Pour moi il est "incontestable" que le SNU n'a pas fait une grosse connerie, bien au contraire. En effet, le remplacement de la CNGASC par une commission du CCE n'a pas pour seul effet de rétablir la représentativité syndicale. Surtout, il retire à la DG le pilotage des ASC (C'était en fait la DG qui pilotait la CNGASC). Et c'est bien là le sens profond de la contradiction de la CNGASC avec le code du travail: En matière d'ASC, ce sont les élus des salariés qui pilotent et non le patron. La future commission des ASC devra être présidée par un élu salarié, et non par Dominique Blondel. Ce sera en soi une énorme avancée de rétablir ce B-A BA du droit du travail français.
une loi sur la représentativité existe depuis août 2008. Celle-ci stipule qu'il faut avoir atteint 10% aux élections professionnelles pour être représentatif. Parallèlement, une OS ayant signé une CCN est reconnue représentative pour tous les accords liés à cette CCN.
De fait il suffir donc à des OS croupionnes (telle l'UNSA et la CFTC) de signer tout et n'importe quoi comme la CCN qui entérinait dans feu l'article 44 des dispositions contraires au code du travail pour avoir une représentativité.
MAis les faits sont là : aux élections pro, CFTC et UNSA ont fait moins de 10% et malgré cela elles avaient dans la CNGASC le même poids que le SNU (presque 20%) ou que FO. Est-ce normal ? Si oui à quoi servent les élections ? Plus globalement, est-il normal que l'on continue d'appliquer (jusqu'à l'entrée en vigueur effective des conséquences de la loi d'août 2008) l'irréfragabilité pour les 5 confédérations (rappel : c'est la reconnaissance de fait de al représenattivité des 5 conf' notamment pour faits de résistance) alors qu'à ce jour on peut se demander ce que sont devenus les résistants d'hier ?
Enfin, et c'est le plus important, l'article 44 ouvrait une brêche dans le code du travail en laissant à la direction le pouvoir sur la gestion des ASC (les comptes étaient au nom de PE et non d'un CE ou d'une assocaition ou d'un inter CE). Ce qui est contraire à la loi. Et lorsque l'on connaît toutes les tentatives du patronnat pour casser les prérogatives des CE tant en matière économique que de gestion ASC, ne pas faire annuler cet article 44 aurait permis à certains requins de jouer de la jurisprudence. Bref, avoir fait casser l'article 44 va bien au delà de la seule CCN de Pôle Emploi. C'est aussi un acte de résistance pour ceux qui veulent continuer de défendre les droits les plus fondamentaux des salariés. Ne pas voir cela c'est avoir des oeillères et faire le jeu du Médef.

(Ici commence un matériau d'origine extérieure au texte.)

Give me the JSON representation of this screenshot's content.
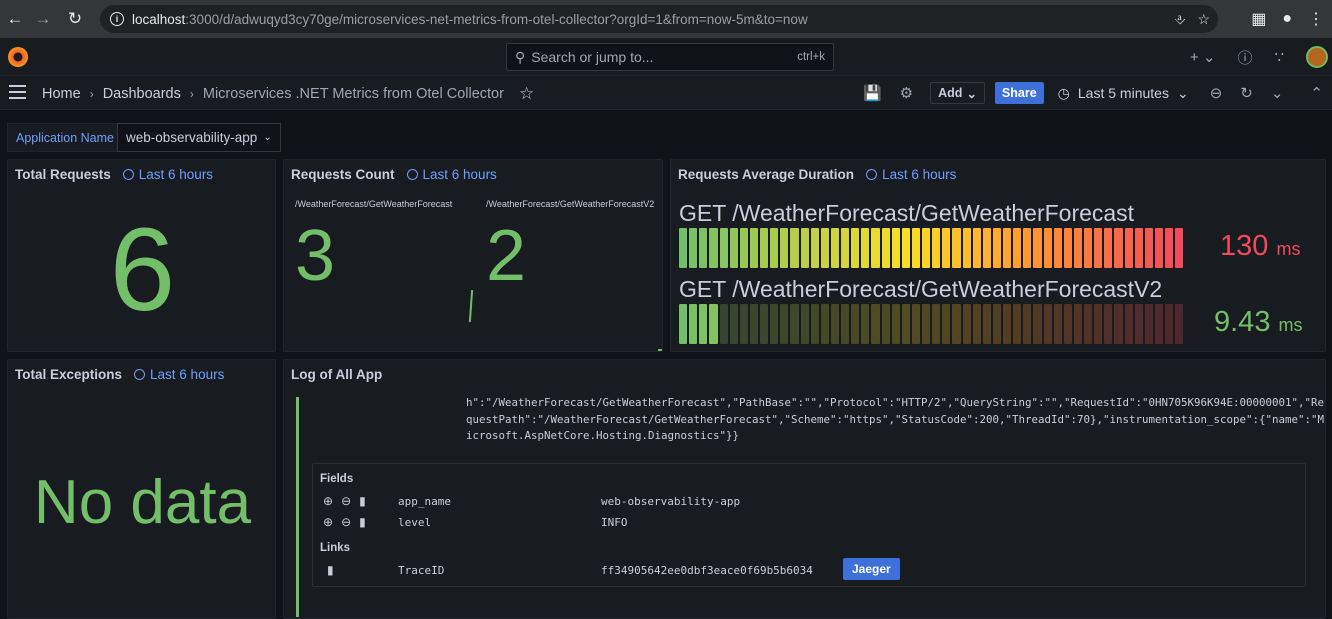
{
  "browser": {
    "url_host": "localhost",
    "url_rest": ":3000/d/adwuqyd3cy70ge/microservices-net-metrics-from-otel-collector?orgId=1&from=now-5m&to=now"
  },
  "topnav": {
    "search_placeholder": "Search or jump to...",
    "search_shortcut": "ctrl+k",
    "plus_label": "+"
  },
  "toolbar": {
    "breadcrumbs": [
      "Home",
      "Dashboards",
      "Microservices .NET Metrics from Otel Collector"
    ],
    "add_label": "Add",
    "share_label": "Share",
    "time_range": "Last 5 minutes"
  },
  "variables": {
    "label": "Application Name",
    "value": "web-observability-app"
  },
  "panels": {
    "total_requests": {
      "title": "Total Requests",
      "time_info": "Last 6 hours",
      "value": "6"
    },
    "requests_count": {
      "title": "Requests Count",
      "time_info": "Last 6 hours",
      "items": [
        {
          "label": "/WeatherForecast/GetWeatherForecast",
          "value": "3"
        },
        {
          "label": "/WeatherForecast/GetWeatherForecastV2",
          "value": "2"
        }
      ]
    },
    "avg_duration": {
      "title": "Requests Average Duration",
      "time_info": "Last 6 hours",
      "bars": [
        {
          "name": "GET /WeatherForecast/GetWeatherForecast",
          "value": "130",
          "unit": "ms",
          "fill_fraction": 1.0,
          "color": "#f2495c"
        },
        {
          "name": "GET /WeatherForecast/GetWeatherForecastV2",
          "value": "9.43",
          "unit": "ms",
          "fill_fraction": 0.07,
          "color": "#73bf69"
        }
      ]
    },
    "total_exceptions": {
      "title": "Total Exceptions",
      "time_info": "Last 6 hours",
      "value": "No data"
    },
    "log": {
      "title": "Log of All App",
      "body": "h\":\"/WeatherForecast/GetWeatherForecast\",\"PathBase\":\"\",\"Protocol\":\"HTTP/2\",\"QueryString\":\"\",\"RequestId\":\"0HN705K96K94E:00000001\",\"RequestPath\":\"/WeatherForecast/GetWeatherForecast\",\"Scheme\":\"https\",\"StatusCode\":200,\"ThreadId\":70},\"instrumentation_scope\":{\"name\":\"Microsoft.AspNetCore.Hosting.Diagnostics\"}}",
      "fields_heading": "Fields",
      "fields": [
        {
          "key": "app_name",
          "value": "web-observability-app"
        },
        {
          "key": "level",
          "value": "INFO"
        }
      ],
      "links_heading": "Links",
      "links": [
        {
          "key": "TraceID",
          "value": "ff34905642ee0dbf3eace0f69b5b6034",
          "button": "Jaeger"
        }
      ]
    }
  },
  "colors": {
    "green": "#73bf69",
    "red": "#f2495c",
    "blue": "#6e9fff",
    "button_blue": "#3d71d9"
  }
}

C'est vrai, j'aimerai aussi pouvoir sortir un peu plus que ma sortie trimestrielle pour voir la gente féminine et pouvoir obtenir les aides avec enfants...
Je sais qu'un enfant coûte de l'argent mais pourquoi le fait de ne pas en avoir nous bloque sur une somme non négligeable.

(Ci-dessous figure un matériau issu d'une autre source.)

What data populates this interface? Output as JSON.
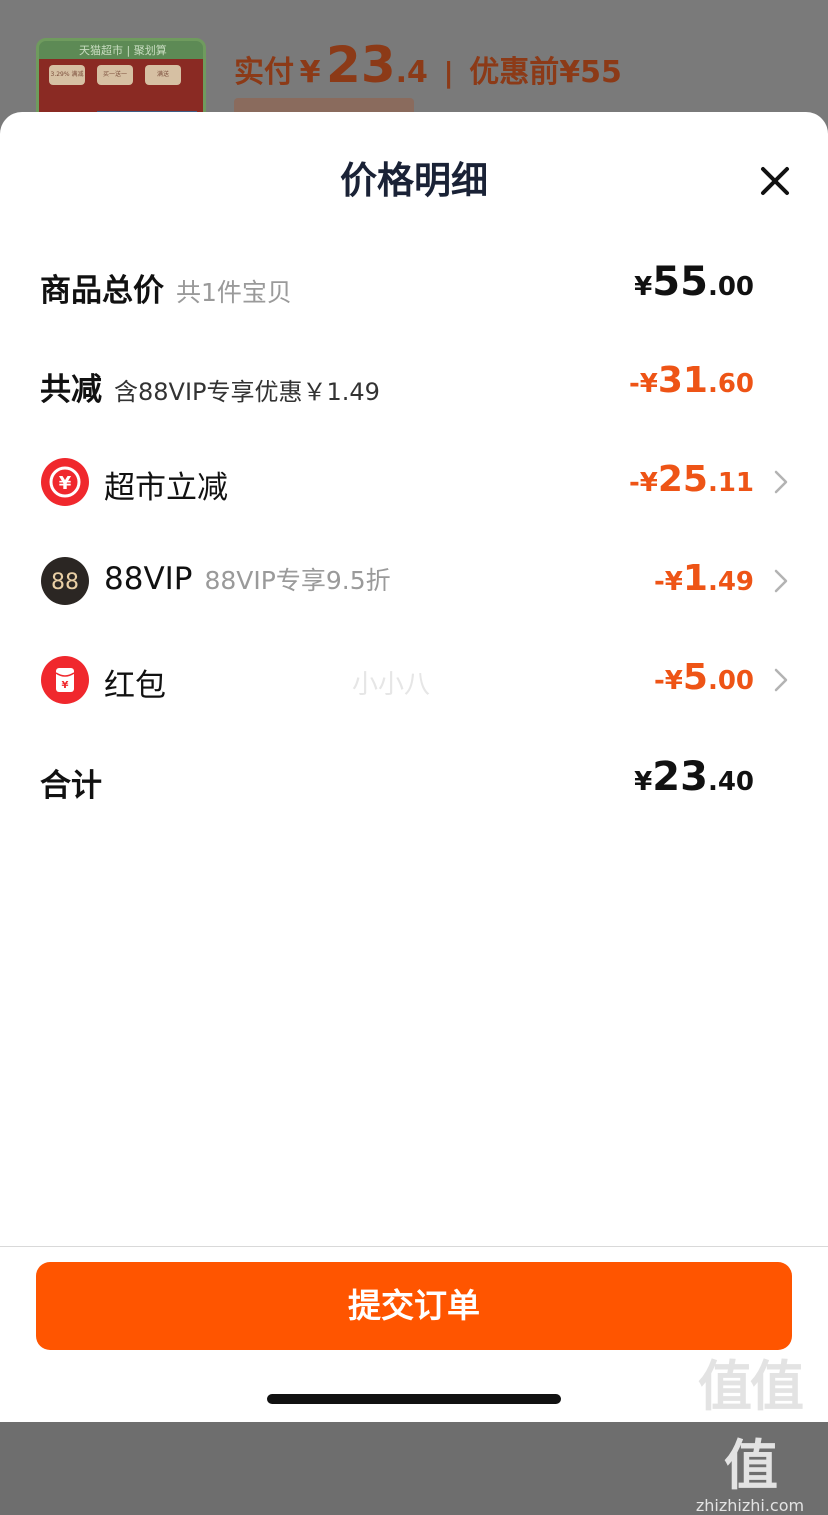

La CNGASC est (ou plutôt: était) un copié/collé du FNOSP institué par la convention collective de l'assurance chômage. Or le régime d'assurance chômage (UNEDIC et Assedic)était géré par les partenaires sociaux, c'est à dire les syndicats confédérés. Dans un organisme où les syndicats sont aussi les patrons, on comprend qu'il y ait un certain flottement sur les prérogatives des uns et des autres. Dans Pôle emploi c'est un peu plus clair: le patron est le DG, lui même sous tutelle de l'Etat. Et puis il y a la présence de syndicats non-représentés au Conseil d'Administration: SNU-FSU, SUD-Solidaire, UNSA, SNAP. Dans ce monde qui s'éloigne du paritarisme où les syndicats sont aussi les patrons, le bon vieux code du travail reprend ses droits.
sans compter la double dotation !!!
un couple travaillant a pole emploi avec 4 enfants :
- le père : 180 + (4 x 360)
- la mère : 180 + (4 x 360)
au niveau des impôts, pour un couple non marié, les enfants comptent pas en double (ni même quand ils sont mariés)
Par contre, les parents qui ont une solution de garde gratuite ont tout gagné si on ne leur demande pas de justifier les frais engagés!
Ce refrain qui te plait... Ce mois-ci « les marchands de chanson
» tiennent des propos rassurants pour ne pas dira lénifiants...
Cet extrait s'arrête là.